Sally later noted that she was sure Flannery would later feel she had disappointed the elderly Katie if she returned home without taking the waters, and that she suspected the reason Flannery had asked for her company on the pilgrimage was to ensure she took part.
“She dreaded the possibility of cure in those circumstances; I didn’t think she had to worry. She was annoyed, briefly, but her irritation faded,” she wrote.
Writing to her friend Elizabeth Bishop a few weeks later, Flannery wrote that Lourdes had not been as bad as she feared.
“Somebody told me the miracle at Lourdes is that there are no epidemics and I found this to be the truth. Apparently nobody catches anything. The water in the baths is changed once a day, regardless of how many people … get into it,” she wrote, pointing out that it had been clean when she joined “a long line of peasants” in visited the baths early in the morning.
“They passed around a thermos bottle of Lourdes water and everybody had a drink out of the top. I had a nasty cold so I figured I left more germs than I took away,” she continued. “The sack you take the bath in is the same one the person before you took off, regardless of what ailed him. At least there are no society trappings along with the medieval hygiene. I saw nothing but peasants and was very conscious of the distinct odour of the crowd. The supernatural is a fact there but it displaces nothing natural; except maybe those germs.”

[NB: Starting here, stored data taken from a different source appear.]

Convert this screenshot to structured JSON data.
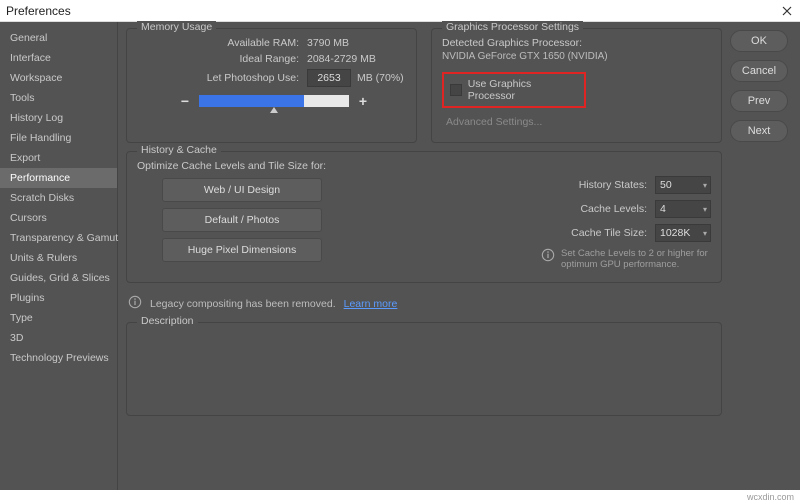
{
  "window": {
    "title": "Preferences"
  },
  "sidebar": {
    "items": [
      {
        "label": "General"
      },
      {
        "label": "Interface"
      },
      {
        "label": "Workspace"
      },
      {
        "label": "Tools"
      },
      {
        "label": "History Log"
      },
      {
        "label": "File Handling"
      },
      {
        "label": "Export"
      },
      {
        "label": "Performance"
      },
      {
        "label": "Scratch Disks"
      },
      {
        "label": "Cursors"
      },
      {
        "label": "Transparency & Gamut"
      },
      {
        "label": "Units & Rulers"
      },
      {
        "label": "Guides, Grid & Slices"
      },
      {
        "label": "Plugins"
      },
      {
        "label": "Type"
      },
      {
        "label": "3D"
      },
      {
        "label": "Technology Previews"
      }
    ],
    "selected_index": 7
  },
  "memory": {
    "legend": "Memory Usage",
    "available_label": "Available RAM:",
    "available_value": "3790 MB",
    "ideal_label": "Ideal Range:",
    "ideal_value": "2084-2729 MB",
    "let_use_label": "Let Photoshop Use:",
    "let_use_value": "2653",
    "let_use_suffix": "MB (70%)",
    "slider_percent": 70
  },
  "gpu": {
    "legend": "Graphics Processor Settings",
    "detected_label": "Detected Graphics Processor:",
    "detected_value": "NVIDIA GeForce GTX 1650 (NVIDIA)",
    "use_gpu_label": "Use Graphics Processor",
    "advanced_label": "Advanced Settings..."
  },
  "history": {
    "legend": "History & Cache",
    "optimize_label": "Optimize Cache Levels and Tile Size for:",
    "presets": [
      "Web / UI Design",
      "Default / Photos",
      "Huge Pixel Dimensions"
    ],
    "history_states_label": "History States:",
    "history_states_value": "50",
    "cache_levels_label": "Cache Levels:",
    "cache_levels_value": "4",
    "cache_tile_label": "Cache Tile Size:",
    "cache_tile_value": "1028K",
    "hint": "Set Cache Levels to 2 or higher for optimum GPU performance."
  },
  "legacy": {
    "text": "Legacy compositing has been removed.",
    "link": "Learn more"
  },
  "description": {
    "legend": "Description"
  },
  "buttons": {
    "ok": "OK",
    "cancel": "Cancel",
    "prev": "Prev",
    "next": "Next"
  },
  "footer": {
    "watermark": "wcxdin.com"
  }
}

Afterwards, however, she would later confide that while in the grotto, “I prayed there for the novel I was working on, not for my bones, which I care about less”.
When she finally sent off her manuscript for The Violent Bear It Away she wrote that she attributed her completion of this to Lourdes far more than she did her surprisingly recalcifying bones; in time, though, she would wonder if the latter remarkable though sadly short-lived improvement was also a fruit of Lourdes.
Whether it was due to Lourdes or somebody’s prayers, she later remarked, it was “something to be grateful to the same source for”.